Coimbatore, Jun 6 UNI | 2 months ago

A 41-year-old worker from Uttar Pradesh got a new lease of life after a rare surgery was performed on him in a city hospital recently.


Through the surgery in a city-based hospital, the right hand of the worker was joined to the left wrist to give him at least one useful hand.

Explaining about the rare surgery, Ganga Hospital, Head of the Department of Plastic and Hand and Microsurgery, Dr S Raja Sabapathy, told reporters here today that this was done because the right forearm was severely crushed making reattachment of the hand impossible. The left hand was so badly crushed that reconstruction of the same side was also not possible. In this situation, a rare surgery in the form of "Cross Hand Transfer at the wrist level" was done creating a record in the world.
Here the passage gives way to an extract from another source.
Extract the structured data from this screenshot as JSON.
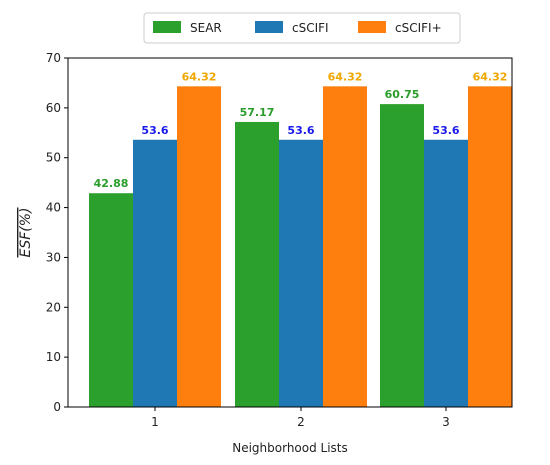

Mr Matru Yadav hailing from Azamgarh in Uttar Pradesh was working as a contract labourer at the Aravangadu Cordite Factory. On June 2, 2014, in an accidental blast, his right hand was blown away and fell at a distance. The right forearm was destroyed.

On the left side, the whole palm was lost and only fingers without blood supply were found hanging. He was immediately given first aid and shifted to Ganga Hospital, Coimbatore, for further management.

Mr Yadav was in shock on arrival. He was resuscitated and made fit for surgery. The totally amputated right hand was properly stored by the doctors at the Aravangadu Hospital. Dr S Raja Sabapathy said they were shocked to find that on the right side the most of the forearm was missing almost close to the elbow. This made reattachment of the hand on the right side impossible. Whereas the left side, the palm was totally lost and the fingers were also damaged. So the possibility of him losing both hands was imminent.

The microsurgical team quickly decided to replant the right hand on to the left side. It does involve some complex rearrangement of tendons and nerves because now the thumb of the original right hand goes to side of the little finger. Complex planning and execution was necessary to reroute the nerves and tendons so that when the nerves recover he still feels the thumb as the thumb and the complex movements of the thumb are still possible.

Dr Sabapathy said each case needed some planning and thinking because this surgery was rarely been done in the world.

The surgery took eight hours. Three teams of micro surgeons worked simultaneously one to prepare the amputated hand, one for each upper limb.

It was days after the operation now and the patient was doing well.

Dr Sabapathy said it would take six to nine months of physiotherapy to make his hand function well.

Dr Sabapathy said "if such reconstructions has to happen so many things has to be correct. First the doctors at the site must secure and bring the amputated part in a proper manner. The best way to bring is to place the part inside the plastic bag and place ice around it. Second the patient has to be brought to the microsurgical centre which has the facility to do it." He said the end result would be better than the best available prosthesis though cosmetically the position of the hand would look a little different.

The surgical team consisted of Dr Raja Sabapathy, Dr Hari Venkatramani, Dr SanjaiRamkumar, Dr Ravindra Bharathi, Dr Manoh, Dr Raja Shanmuga Krishnan and the anaesthesiology team consisted of Dr Venkateswaran, Dr Boopathy and Dr Arun.